Bullet fending Chinese smartphone symbolizes 'Made in China' products
Updated: 2016-09-18 10:06
A Huawei smartphone, which saved the life of a businessman who was shot by robbers in South Africa. [Photo/Xinhua]
A recent news story about a Huawei smartphone, which saved the life of a businessman who was shot by robbers in South Africa, was one of the most read on social media in China.
It has also helped draw fresh attention to Chinese brands or "Made in China" products.
It might be a coincidental or magical episode for Chinese brands in that story, but on the other hands, the "Made in China" products are winning substantial recognition and praises from their users worldwide.
China is turning from a "manufacturing powerhouse" to "a smart, intelligent manufacturing giant," which is providing the world with brilliant, innovative products and services with high technical and cultural inputs.
Chinese handphones popular worldwide
According to British newspaper Daily Mail, South African businessman Siraaj Abraham was ambushed by masked raiders late August outside his house in Cape Town, and one of the robbers shot Abraham in the chest from a distance of only two meters.
Thanks to a Huawei P8 Lite smartphone stored in Abraham's front pocket, which was hit by a 9mm bullet but fended the bullet from entering the 41-year-old man's body, his life was miraculously saved.
The Huawei smartphone does not have a metal body, but its plastic build managed to stop a flying bullet.
Huawei later presented Abraham with a brand new Huawei P9 Lite to replace his damaged phone, for free.
Advertising giant WPP's market research unit, Millward Brown, believed that China's telecom leader Huawei enjoys a growing business presence worldwide, and its smartphones have become a powerful growth engine with soaring popularity and reputation with consumers.
Xiaomi smartphones, which emerged in recent years in China, are also highly sought after overseas. Chinese smartphone maker Xiaomi now has gradually entered Singapore, Malaysia, Indonesia, India and Brazil, among others, after its products were launched in Taiwan and Hong Kong regions of China in April 2013.
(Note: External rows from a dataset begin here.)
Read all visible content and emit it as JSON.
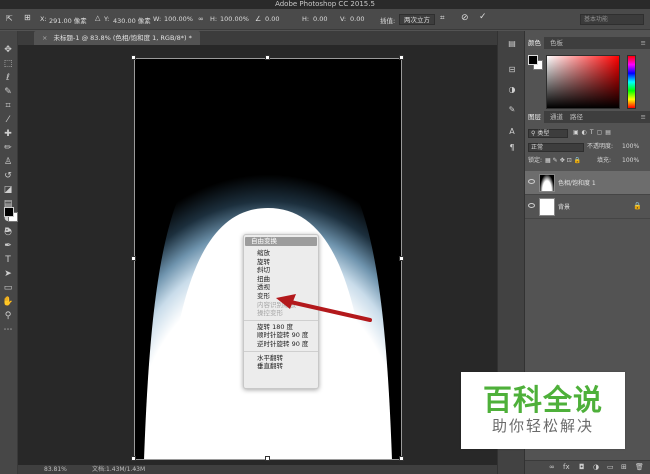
{
  "app": {
    "title": "Adobe Photoshop CC 2015.5"
  },
  "options_bar": {
    "x_label": "X:",
    "x_value": "291.00 像素",
    "y_label": "Y:",
    "y_value": "430.00 像素",
    "w_label": "W:",
    "w_value": "100.00%",
    "h_label": "H:",
    "h_value": "100.00%",
    "angle_value": "0.00",
    "hskew_label": "H:",
    "hskew_value": "0.00",
    "vskew_label": "V:",
    "vskew_value": "0.00",
    "interp_label": "插值:",
    "interp_value": "两次立方",
    "search_placeholder": "基本功能"
  },
  "document": {
    "tab_title": "未标题-1 @ 83.8% (色相/饱和度 1, RGB/8*) *",
    "close": "×",
    "zoom": "83.81%",
    "doc_info": "文档:1.43M/1.43M"
  },
  "context_menu": {
    "header": "自由变换",
    "groups": [
      [
        {
          "label": "缩放",
          "enabled": true
        },
        {
          "label": "旋转",
          "enabled": true
        },
        {
          "label": "斜切",
          "enabled": true
        },
        {
          "label": "扭曲",
          "enabled": true
        },
        {
          "label": "透视",
          "enabled": true
        },
        {
          "label": "变形",
          "enabled": true
        },
        {
          "label": "内容识别缩放",
          "enabled": false
        },
        {
          "label": "操控变形",
          "enabled": false
        }
      ],
      [
        {
          "label": "旋转 180 度",
          "enabled": true
        },
        {
          "label": "顺时针旋转 90 度",
          "enabled": true
        },
        {
          "label": "逆时针旋转 90 度",
          "enabled": true
        }
      ],
      [
        {
          "label": "水平翻转",
          "enabled": true
        },
        {
          "label": "垂直翻转",
          "enabled": true
        }
      ]
    ]
  },
  "color_panel": {
    "tabs": [
      "颜色",
      "色板"
    ],
    "foreground": "#000000",
    "background": "#ffffff"
  },
  "layers_panel": {
    "tabs": [
      "图层",
      "通道",
      "路径"
    ],
    "kind_label": "类型",
    "blend_mode": "正常",
    "opacity_label": "不透明度:",
    "opacity_value": "100%",
    "lock_label": "锁定:",
    "fill_label": "填充:",
    "fill_value": "100%",
    "layers": [
      {
        "name": "色相/饱和度 1",
        "selected": true,
        "thumb": "adj"
      },
      {
        "name": "背景",
        "selected": false,
        "thumb": "white",
        "locked": true
      }
    ]
  },
  "watermark": {
    "title": "百科全说",
    "subtitle": "助你轻松解决"
  },
  "colors": {
    "arrow": "#b3191c",
    "watermark_green": "#4eb03a"
  }
}
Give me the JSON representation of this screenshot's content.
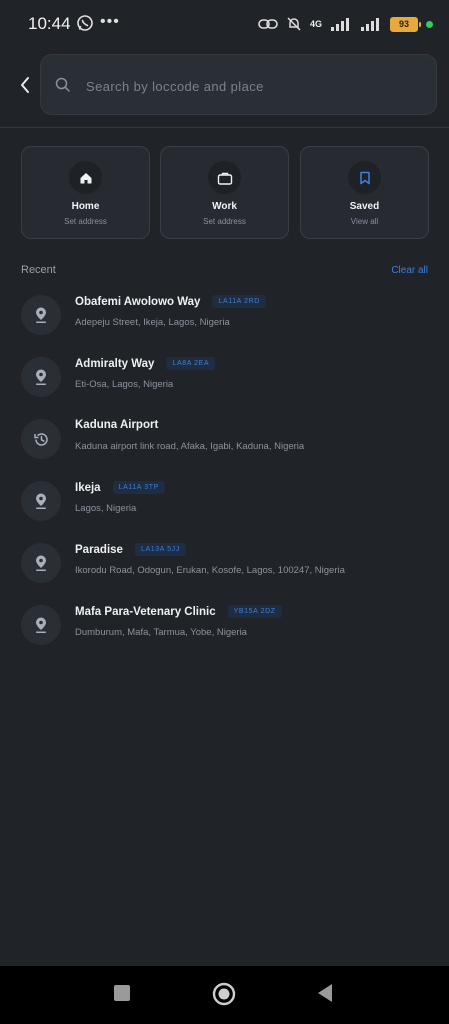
{
  "status_bar": {
    "time": "10:44",
    "network": "4G",
    "battery": "93"
  },
  "search": {
    "placeholder": "Search by loccode and place"
  },
  "shortcuts": [
    {
      "label": "Home",
      "sub": "Set address",
      "icon": "home-icon"
    },
    {
      "label": "Work",
      "sub": "Set address",
      "icon": "briefcase-icon"
    },
    {
      "label": "Saved",
      "sub": "View all",
      "icon": "bookmark-icon"
    }
  ],
  "recent": {
    "title": "Recent",
    "clear_label": "Clear all",
    "items": [
      {
        "title": "Obafemi Awolowo Way",
        "code": "LA11A 2RD",
        "address": "Adepeju Street, Ikeja, Lagos, Nigeria",
        "icon": "location-pin-icon"
      },
      {
        "title": "Admiralty Way",
        "code": "LA8A 2EA",
        "address": "Eti-Osa, Lagos, Nigeria",
        "icon": "location-pin-icon"
      },
      {
        "title": "Kaduna Airport",
        "code": "",
        "address": "Kaduna airport link road, Afaka, Igabi, Kaduna, Nigeria",
        "icon": "history-icon"
      },
      {
        "title": "Ikeja",
        "code": "LA11A 3TP",
        "address": "Lagos, Nigeria",
        "icon": "location-pin-icon"
      },
      {
        "title": "Paradise",
        "code": "LA13A 5JJ",
        "address": "Ikorodu Road, Odogun, Erukan, Kosofe, Lagos, 100247, Nigeria",
        "icon": "location-pin-icon"
      },
      {
        "title": "Mafa Para-Vetenary Clinic",
        "code": "YB15A 2DZ",
        "address": "Dumburum, Mafa, Tarmua, Yobe, Nigeria",
        "icon": "location-pin-icon"
      }
    ]
  },
  "colors": {
    "background": "#202328",
    "accent": "#3d7fe0",
    "card": "#272a31"
  }
}
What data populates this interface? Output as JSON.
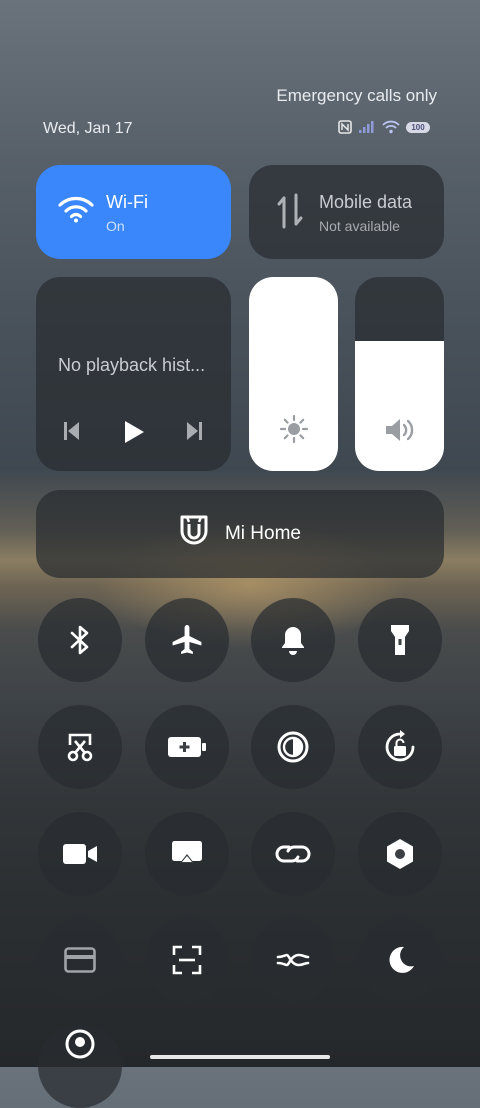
{
  "status": {
    "emergency_text": "Emergency calls only",
    "date": "Wed, Jan 17",
    "battery": "100",
    "icons": [
      "nfc-icon",
      "signal-icon",
      "wifi-icon",
      "battery-icon"
    ]
  },
  "tiles": {
    "wifi": {
      "title": "Wi-Fi",
      "subtitle": "On",
      "color": "#3a86fb"
    },
    "mobile_data": {
      "title": "Mobile data",
      "subtitle": "Not available"
    }
  },
  "media": {
    "title": "No playback hist...",
    "controls": [
      "previous-icon",
      "play-icon",
      "next-icon"
    ]
  },
  "sliders": {
    "brightness_level": 1.0,
    "volume_level": 0.67
  },
  "mi_home": {
    "label": "Mi Home"
  },
  "toggles": [
    "bluetooth",
    "airplane-mode",
    "ringer",
    "flashlight",
    "screenshot",
    "battery-saver",
    "reading-mode",
    "auto-rotate",
    "screen-recorder",
    "cast",
    "link",
    "settings",
    "card",
    "scanner",
    "data-saver",
    "dark-mode",
    "location"
  ]
}
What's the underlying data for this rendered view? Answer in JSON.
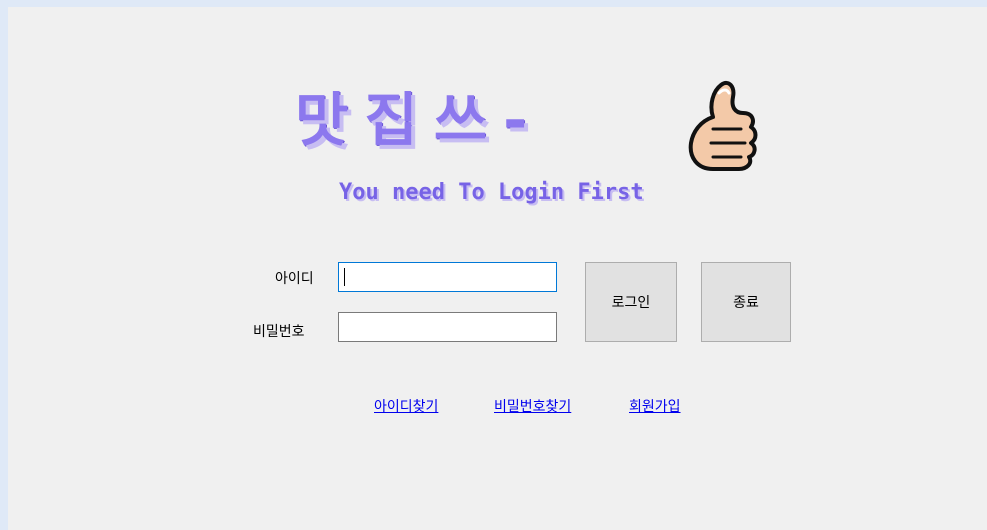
{
  "logo": {
    "title": "맛집쓰-",
    "tagline": "You need To Login First",
    "icon": "thumbs-up-icon"
  },
  "form": {
    "id_label": "아이디",
    "id_value": "",
    "pw_label": "비밀번호",
    "pw_value": ""
  },
  "buttons": {
    "login": "로그인",
    "exit": "종료"
  },
  "links": {
    "find_id": "아이디찾기",
    "find_pw": "비밀번호찾기",
    "signup": "회원가입"
  },
  "colors": {
    "accent": "#8c78ee",
    "link": "#0000ee",
    "window_bg": "#f0f0f0"
  }
}
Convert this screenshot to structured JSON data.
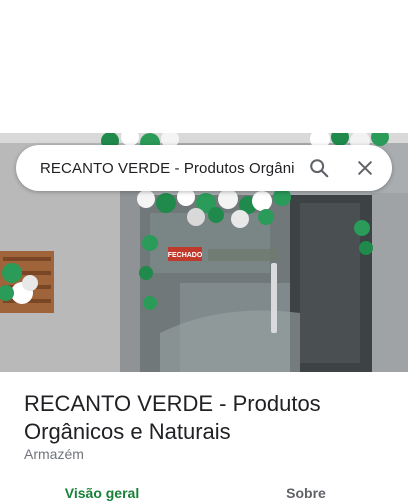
{
  "search": {
    "query": "RECANTO VERDE - Produtos Orgâni",
    "search_icon": "search-icon",
    "close_icon": "close-icon"
  },
  "photo": {
    "sign_text": "FECHADO"
  },
  "place": {
    "title": "RECANTO VERDE - Produtos Orgânicos e Naturais",
    "category": "Armazém"
  },
  "tabs": [
    {
      "label": "Visão geral",
      "active": true
    },
    {
      "label": "Sobre",
      "active": false
    }
  ],
  "colors": {
    "accent": "#188038",
    "text_primary": "#202124",
    "text_secondary": "#70757a"
  }
}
The popularity of OPPO, another Chinese smartphone brand, is steadily growing in Africa and Arab countries like Egypt.
China’s movies, TV serials enter ordinary African houses
Watching TV was luxury in Africa in the past, with an initial installation charge of $200, a commissioning cost of $50, and a subscribing fee of at least $47, recalled an office salary earner called Joseph in Kenya.
Nowadays, Kenyans only need to pay $20 for a set top box and some $2.5 extra for a package to watch quality digital programs. This is brought to Kenya by Star Times, a Chinese private company that has successfully made its foot prints in the African continent.
Zhang Junqi, CEO of Star Times' Kenya subsidiary, said that over the past years, Star Times has established branches in more than 30 African countries like Nigeria, South Africa and Tanzania, with more than 8 million subscribers.
Star Times has become the most influential digital television operator in Africa now, Zhang said.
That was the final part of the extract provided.